历史学家费利佩·费尔南德斯-阿梅斯托(Felipe Fernández-Armesto)指出,当社会面对快速变化带来的未来不确定性时,未来震惊会产生强烈的焦虑和恐慌情绪。正是这些情绪成为超迷信得以传播和放大的土壤。社会成员在害怕失控的变革时,往往非但不能阻止变化,反而通过激化恐惧推动其加速,形成一种自我实现的预测预言,促使所谓“崩溃文化”成为现实。 从哲学与理论视角来说,超迷信挑战了传统哲学对真伪二元对立的坚定界定。凯文·兰德提出,超迷信的核心不在于其是否“真实”,而在于它们如何“将虚构转化为现实”。这意味着信念本身具备强大的能动性,若社会集体对某一虚构给予足够的关注与投入,这一虚构即可能跨时空地影响现实进程,实现其内在预设的未来。
这一思想同样呼应了法国后结构主义哲学家德勒兹与瓜塔里的“分裂分析”(schizoanalysis),他们强调思想的流动性和多元构成,反对传统哲学中固化、层级化的观念。超迷信正是在这种流动与扩散中发挥作用。它们不是被动被接受的理念,而是作为动力系统中的“功能复合体”,通过复杂的反馈回路加速社会文化的非线性演变。正如德勒兹与瓜塔里所言,超迷信犹如“无机体”——一种无结构、无固定组织形态的能量网络——通过文化的多重层面不断催生新的认知与现实形态。 凯文·兰德进一步引入了“超迷信网络策略”(K-tactics)的概念,用以描述超迷信在信息时代的行动方式。这种策略并非传统意义上试图“构建未来”,而是在于“解构过去”,突破线性进步叙事的束缚,揭示历史的闭环与未来对过去的影响力。
超迷信通过激活文化中的不确定性和矛盾性,促使历史时空的边界重新划定,进而塑造一个更加多样化、非线性的未来。 超迷信的四大特征包括:作为有效的文化元素使自身变为现实,作为穿越时间的虚构装置,作为巧合放大器,以及作为“古老者”的召唤。前面三者揭示了超迷信如何在文化领域施展潜移默化的影响力,使某些理念逐步成为被普遍接受的“真理”,从而引导历史走向特定路径。最后一项“古老者”的召唤,则寓意着超迷信激活了文化中的非理性力量和异质元素,这些被称作“旧者”或“难以言说者”,象征着历史终结时将显现的巨大且不可控的异界存在。兰德以此来表现超迷信的黑暗面,提醒社会变革不仅仅是理性进步,更隐含着内在的混沌与崩解张力。 从艺术和流行文化角度,超迷信的影响同样引人注目。

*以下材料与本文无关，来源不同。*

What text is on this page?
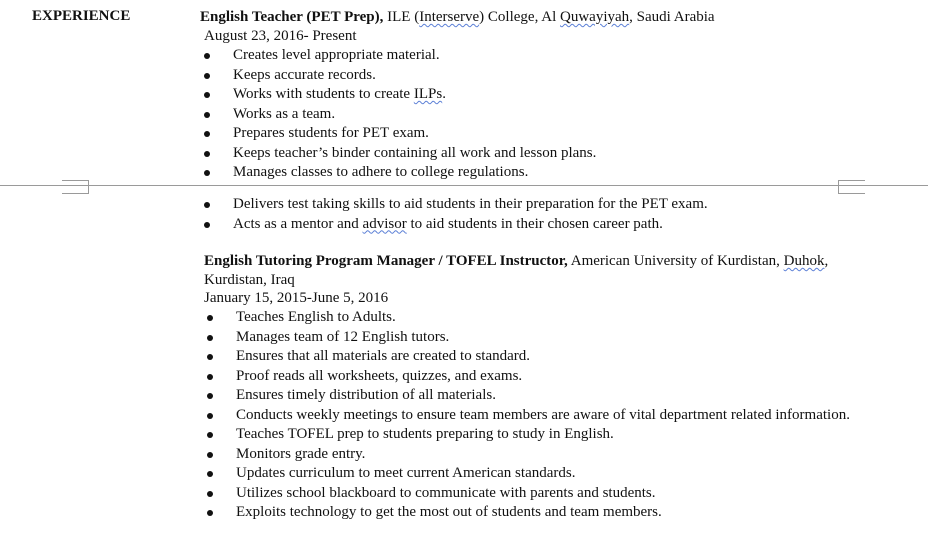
EXPERIENCE	English Teacher (PET Prep), ILE (Interserve) College, Al Quwayiyah, Saudi Arabia
August 23, 2016- Present
Creates level appropriate material.
Keeps accurate records.
Works with students to create ILPs.
Works as a team.
Prepares students for PET exam.
Keeps teacher’s binder containing all work and lesson plans.
Manages classes to adhere to college regulations.
Delivers test taking skills to aid students in their preparation for the PET exam.
Acts as a mentor and advisor to aid students in their chosen career path.
English Tutoring Program Manager / TOFEL Instructor, American University of Kurdistan, Duhok,
Kurdistan, Iraq
January 15, 2015-June 5, 2016
Teaches English to Adults.
Manages team of 12 English tutors.
Ensures that all materials are created to standard.
Proof reads all worksheets, quizzes, and exams.
Ensures timely distribution of all materials.
Conducts weekly meetings to ensure team members are aware of vital department related information.
Teaches TOFEL prep to students preparing to study in English.
Monitors grade entry.
Updates curriculum to meet current American standards.
Utilizes school blackboard to communicate with parents and students.
Exploits technology to get the most out of students and team members.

以约翰·卡朋特的电影《疯狂之口》(In the Mouth of Madness)中的台词为例,“我以为我是在杜撰,但他们一直在告诉我该写什么”,这里的“他们”正是“古老者”的代表,强调文化现象背后潜藏着超主观、超时空的力量,这种叙事极具超迷信气质,与现实紧密交织而成。 总结而言,超迷信作为一种理解文化历史的透镜,揭示了现代社会里未来与现实之间复杂纠缠的动态机制。它挑战了传统的时间观和因果观,强调未来状态可以通过集体意志和文化反馈反过来塑造现在。超迷信不仅为学术研究提供了理论工具,也为理解科技爆炸、社会突变、宗教复兴等现象提供了新视角。未来的不确定性及快速变革带来的焦虑并非阻碍,而是推动社会跳脱旧常态,进入一个更为复杂多元时代的催化剂。面对这一过程,我们不仅需要认识超迷信的运作规律,更应思考如何在其洪流中保持理性与创造力,塑造一个更加充满可能性的未来世界。